8 mart 2019 hepinizden bir ricamın olması

  • kocaelililer başta olmak üzere, çocuğu veya küçük kardeşi olanlar, ya da herhangi bir çocukla akrabalığı bulunmasa bile kocaeli üniversitesi çocuk psikiyatrisine yolu düşmüş veya düşecek çocuklar için hassas bir kalbi olan herkes, kısaca ulema, cühela ve ehli dubara.. sinirlerimi yatıştırmak için başvuracağım alaycı dili ve olası uzun metni hoşgörebilecek tüm kardeşlerim. donanım haber ölücüleri mazdacılar..

    2017 mayısında son sınıf öğrencisi olduğum kocaeli üniversitesinde son stajımın bir nöbetinden çıktığım sabah, hastanenin önündeki 3 şeritli yolun yaya geçidinin ortasındayken, en sol şeritten hızla gelen bir araç aynası ve çamurluğuyla bana çarpıp hızını bile düşürmeden yola devam etti.
    düşmeyişim olsa olsa o sıralar evde boks antrenmanları yaptığım içindir. çünkü sarsıldım telefonum yere düştü ve sol elim feci ağrıdı (sonraki birkaç gün boyunca kızarıklık ve çürükle iyileşti) fakat ağrıdan veya düşen ekranı çatlayan telefonumdan yana bir sorunum yoktu, olmadı da. yaya geçidinde bana çarpıp hızlanarak yoluna devam eden bir sürücü vardı. ve aracı hala görüyordum.
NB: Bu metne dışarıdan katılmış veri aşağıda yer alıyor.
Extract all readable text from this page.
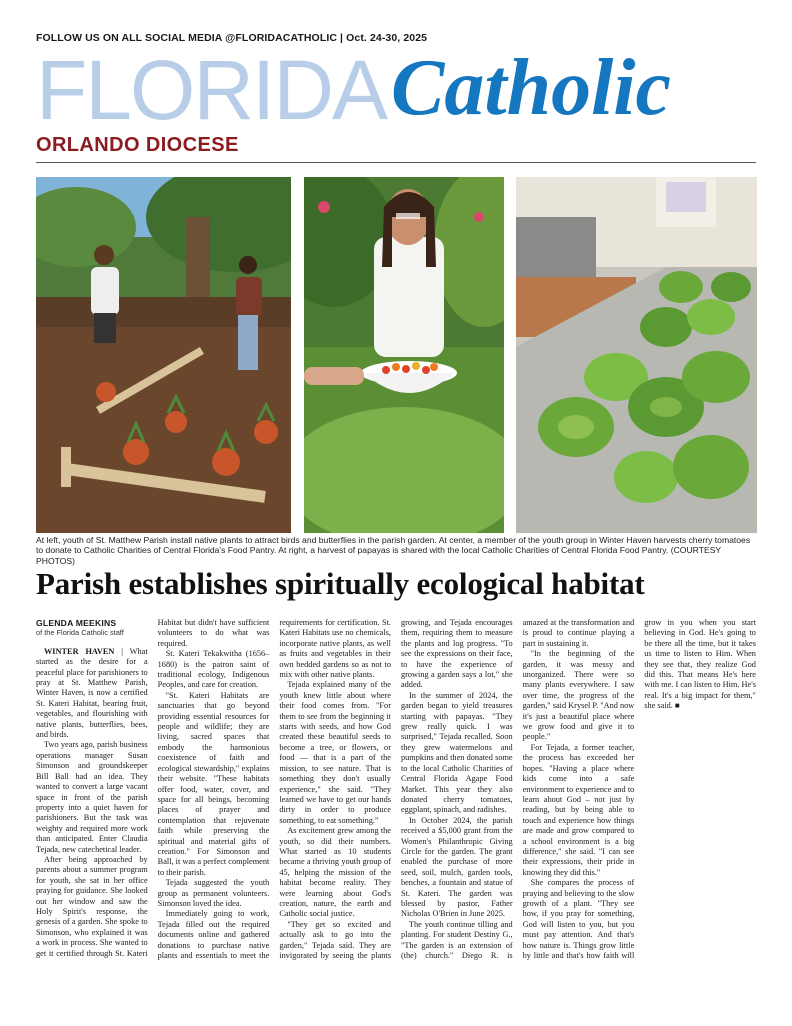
FOLLOW US ON ALL SOCIAL MEDIA @FLORIDACATHOLIC | Oct. 24-30, 2025
FLORIDA Catholic
ORLANDO DIOCESE
At left, youth of St. Matthew Parish install native plants to attract birds and butterflies in the parish garden. At center, a member of the youth group in Winter Haven harvests cherry tomatoes to donate to Catholic Charities of Central Florida's Food Pantry. At right, a harvest of papayas is shared with the local Catholic Charities of Central Florida Food Pantry. (COURTESY PHOTOS)
Parish establishes spiritually ecological habitat
GLENDA MEEKINS
of the Florida Catholic staff

WINTER HAVEN | What started as the desire for a peaceful place for parishioners to pray at St. Matthew Parish, Winter Haven, is now a certified St. Kateri Habitat, bearing fruit, vegetables, and flourishing with native plants, butterflies, bees, and birds.

Two years ago, parish business operations manager Susan Simonson and groundskeeper Bill Ball had an idea. They wanted to convert a large vacant space in front of the parish property into a quiet haven for parishioners. But the task was weighty and required more work than anticipated. Enter Claudia Tejada, new catechetical leader.

After being approached by parents about a summer program for youth, she sat in her office praying for guidance. She looked out her window and saw the Holy Spirit's response, the genesis of a garden. She spoke to Simonson, who explained it was a work in process. She wanted to get it certified through St. Kateri Habitat but didn't have sufficient volunteers to do what was required.

St. Kateri Tekakwitha (1656–1680) is the patron saint of traditional ecology, Indigenous Peoples, and care for creation.

"St. Kateri Habitats are sanctuaries that go beyond providing essential resources for people and wildlife; they are living, sacred spaces that embody the harmonious coexistence of faith and ecological stewardship," explains their website. "These habitats offer food, water, cover, and space for all beings, becoming places of prayer and contemplation that rejuvenate faith while preserving the spiritual and material gifts of creation." For Simonson and Ball, it was a perfect complement to their parish.

Tejada suggested the youth group as permanent volunteers. Simonson loved the idea.

Immediately going to work, Tejada filled out the required documents online and gathered donations to purchase native plants and essentials to meet the requirements for certification. St. Kateri Habitats use no chemicals, incorporate native plants, as well as fruits and vegetables in their own bedded gardens so as not to mix with other native plants.

Tejada explained many of the youth knew little about where their food comes from. "For them to see from the beginning it starts with seeds, and how God created these beautiful seeds to become a tree, or flowers, or food — that is a part of the mission, to see nature. That is something they don't usually experience," she said. "They learned we have to get our hands dirty in order to produce something, to eat something."

As excitement grew among the youth, so did their numbers. What started as 10 students became a thriving youth group of 45, helping the mission of the habitat become reality. They were learning about God's creation, nature, the earth and Catholic social justice.

"They get so excited and actually ask to go into the garden," Tejada said. They are invigorated by seeing the plants growing, and Tejada encourages them, requiring them to measure the plants and log progress. "To see the expressions on their face, to have the experience of growing a garden says a lot," she added.

In the summer of 2024, the garden began to yield treasures starting with papayas. "They grew really quick. I was surprised," Tejada recalled. Soon they grew watermelons and pumpkins and then donated some to the local Catholic Charities of Central Florida Agape Food Market. This year they also donated cherry tomatoes, eggplant, spinach, and radishes.

In October 2024, the parish received a $5,000 grant from the Women's Philanthropic Giving Circle for the garden. The grant enabled the purchase of more seed, soil, mulch, garden tools, benches, a fountain and statue of St. Kateri. The garden was blessed by pastor, Father Nicholas O'Brien in June 2025.

The youth continue tilling and planting. For student Destiny G., "The garden is an extension of (the) church." Diego R. is amazed at the transformation and is proud to continue playing a part in sustaining it.

"In the beginning of the garden, it was messy and unorganized. There were so many plants everywhere. I saw over time, the progress of the garden," said Krysel P. "And now it's just a beautiful place where we grow food and give it to people."

For Tejada, a former teacher, the process has exceeded her hopes. "Having a place where kids come into a safe environment to experience and to learn about God – not just by reading, but by being able to touch and experience how things are made and grow compared to a school environment is a big difference," she said. "I can see their expressions, their pride in knowing they did this."

She compares the process of praying and believing to the slow growth of a plant. "They see how, if you pray for something, God will listen to you, but you must pay attention. And that's how nature is. Things grow little by little and that's how faith will grow in you when you start believing in God. He's going to be there all the time, but it takes us time to listen to Him. When they see that, they realize God did this. That means He's here with me. I can listen to Him. He's real. It's a big impact for them," she said. ■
    nöbet ertesi olduğum için beni eve gidip uyumaktan alıkoyacak daha ağır bir tahrik yokmuş gibi düşündüm, sürücü yalnızca camı indirip -bir şeyiniz var mı dese ben böyle durumlarda cık cık bile yapmadan aptalca gülümseyip sorun değil deyip geçip giderdim.
    arabadan inmesine veya gelip bakmasına dahi hacet yoktu. fakat kaçıp gidince ben yerimden ayrılamadım, yolun karşısında arabanın arkasından bakakaldım..
    150 metre kadar ilerde aracı parkedip hastaneye girince, aklımdan acil bir hastası olabileceği bu yüzden acele etmiş olabileceği geçti.
    bu durumda ben yine hiçbir şey olmamış gibi davranıp eve gidebilirdim. aksi takdirde önce kavga etmeyi ve eğer mümkünse sağlam kalan elimle bir yumruk atmayı gerçekten istemiştim. fakat sürücüyü net göremiyordum arabadan da tam olarak emin değildim, neticede arkasından yetişemedim ve kapıdasigara içenlere az önce hangi araç park etti diye sorunca da net bir cevap alamadım. içeri girip o sırada kantin sırasında olan herkese (sadece onlar vardı) baktım bir kadın tedirgin olup oradan uzaklaştı. fakat yumruk atma hayalim suya düşmüştü kadın olduğunu düşünmemiştim. üstelik tam olarak hala emin değildim eve döndüm.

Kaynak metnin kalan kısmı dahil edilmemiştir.